- Yeni bir çalışma; zihninizin karşı koyamayacağı şeyin dijital teknolojiye yerleştirilmiş, “kolayca erişilebilen yenilik ve aksiyon olanakları” olduğunu öne sürüyor.
- Filozof Jelle Bruineberg, bilişsel süreçlerimiz ile modern dijital teknolojiler arasındaki derin uyumsuzluğu vurguluyor ve yeniliğin sürekli cazibesini sınırlamak için dijital ortamlarımıza önemli kısıtlamalar getirmeyi öneriyor.
Kopenhag Üniversitesinden filozof Jelle Bruineberg, Neuroscience of Consciousness dergisinde yayımlanan yakın tarihli bir makalesinde, giderek artan dijital dikkat dağıtıcı unsurlara ilişkin geleneksel açıklamalara meydan okuyor.
Dikkat sıkıntılarımızı yalnızca aşırı bilgi yüklemesine ve Google, Facebook ve Apple gibi teknoloji devlerinin dikkat çekme stratejilerine bağlamak yerine Bruineberg, temel nedenin kendi zihnimizin yeniliğe duyduğu tercihle dijital teknolojinin bunu kolayca sunma yeteneği arasında yattığını iddia ediyor.
Bruineberg, sürekli olarak akıllı telefonlarımızı kontrol etme isteğimizin bilgi yüklenmesi değil; temel bir insan arzusu olan yeniliğe dayandığını savunuyor. Bilişsel sinir bilimi, yeni bilgiye duyulan bu arzunun zihinlerimizin işleyişinin doğasında olduğunu doğruluyor.
Dijital teknoloji, sürekli değişen içeriğe zahmetsiz erişim sunarak bu ihtiyacı gideriyor ve alışkanlık hâline gelen kontrol davranışlarını geliştirmemizi kolaylaştırıyor.
Bruineberg’e göre sorunun özü, bilişsel süreçlerimiz ile modern dijital teknolojilerin yapısı arasındaki derin uyumsuzluk. Bu teknolojiler; zihinlerimizin başa çıkma kapasitesinin ötesinde olan sorunsuz etkileşim, sınırsız yenilik ve kolay ödüller sunuyor.

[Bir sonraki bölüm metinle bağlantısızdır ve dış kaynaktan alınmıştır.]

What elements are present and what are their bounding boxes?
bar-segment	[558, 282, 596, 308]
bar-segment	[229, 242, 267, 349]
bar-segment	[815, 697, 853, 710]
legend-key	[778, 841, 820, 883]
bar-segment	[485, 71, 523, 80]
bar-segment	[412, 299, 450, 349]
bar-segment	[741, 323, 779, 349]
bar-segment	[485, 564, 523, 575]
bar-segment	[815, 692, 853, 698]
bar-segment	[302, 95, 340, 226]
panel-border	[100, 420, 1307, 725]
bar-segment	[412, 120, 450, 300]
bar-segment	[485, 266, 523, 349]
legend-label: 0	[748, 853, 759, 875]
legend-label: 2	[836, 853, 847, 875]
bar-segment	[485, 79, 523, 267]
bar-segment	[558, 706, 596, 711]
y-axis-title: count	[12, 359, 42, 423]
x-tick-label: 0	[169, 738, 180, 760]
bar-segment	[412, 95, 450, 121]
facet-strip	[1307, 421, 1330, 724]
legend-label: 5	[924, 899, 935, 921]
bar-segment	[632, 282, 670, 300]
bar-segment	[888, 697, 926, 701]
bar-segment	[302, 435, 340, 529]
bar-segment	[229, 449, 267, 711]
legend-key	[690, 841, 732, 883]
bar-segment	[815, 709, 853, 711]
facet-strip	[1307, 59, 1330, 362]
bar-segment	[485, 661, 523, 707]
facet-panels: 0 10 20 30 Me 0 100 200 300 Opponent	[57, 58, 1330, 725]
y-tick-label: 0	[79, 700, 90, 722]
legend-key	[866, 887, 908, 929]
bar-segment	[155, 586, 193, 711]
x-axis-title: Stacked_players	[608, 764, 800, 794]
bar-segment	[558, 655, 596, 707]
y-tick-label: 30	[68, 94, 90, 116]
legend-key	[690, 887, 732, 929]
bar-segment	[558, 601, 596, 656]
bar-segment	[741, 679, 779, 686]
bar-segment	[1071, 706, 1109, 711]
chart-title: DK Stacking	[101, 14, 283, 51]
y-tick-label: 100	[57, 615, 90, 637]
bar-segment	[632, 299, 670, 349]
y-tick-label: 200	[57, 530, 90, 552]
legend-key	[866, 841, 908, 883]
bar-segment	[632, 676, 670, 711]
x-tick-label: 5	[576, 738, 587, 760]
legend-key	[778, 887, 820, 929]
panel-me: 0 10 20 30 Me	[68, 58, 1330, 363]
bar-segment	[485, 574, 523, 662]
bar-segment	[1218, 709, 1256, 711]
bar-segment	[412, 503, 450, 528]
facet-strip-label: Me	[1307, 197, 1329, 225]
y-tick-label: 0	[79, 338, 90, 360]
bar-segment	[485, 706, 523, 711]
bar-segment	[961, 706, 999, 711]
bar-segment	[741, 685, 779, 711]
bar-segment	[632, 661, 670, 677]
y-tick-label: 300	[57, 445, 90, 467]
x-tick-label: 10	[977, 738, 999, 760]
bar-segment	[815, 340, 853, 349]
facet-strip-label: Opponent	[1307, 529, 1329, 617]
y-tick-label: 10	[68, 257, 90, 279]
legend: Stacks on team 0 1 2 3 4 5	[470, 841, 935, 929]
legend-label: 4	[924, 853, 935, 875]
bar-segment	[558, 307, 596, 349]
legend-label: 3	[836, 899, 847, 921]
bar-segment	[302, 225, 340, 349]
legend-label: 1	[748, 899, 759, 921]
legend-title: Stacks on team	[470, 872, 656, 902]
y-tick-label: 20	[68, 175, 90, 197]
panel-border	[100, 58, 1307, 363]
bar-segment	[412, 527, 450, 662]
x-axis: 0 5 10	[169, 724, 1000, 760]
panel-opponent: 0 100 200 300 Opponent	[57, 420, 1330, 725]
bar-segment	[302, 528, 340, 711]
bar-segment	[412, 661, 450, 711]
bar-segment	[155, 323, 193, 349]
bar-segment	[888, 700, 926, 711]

Bu sorunu çözmek için Bruineberg, sürekli yeniliğin cazibesini sınırlamak amacıyla dijital ortamlarımıza e-postaları günde yalnızca iki kez kontrol etmek gibi önemli kısıtlamalar getirmemiz gerektiğini öne sürüyor.
Gelecekte, mevcut dijital ortamlarımızın karmaşıklığına ve kısıtlama eksikliğine dehşetle bakabileceğimizi öngörülüyor.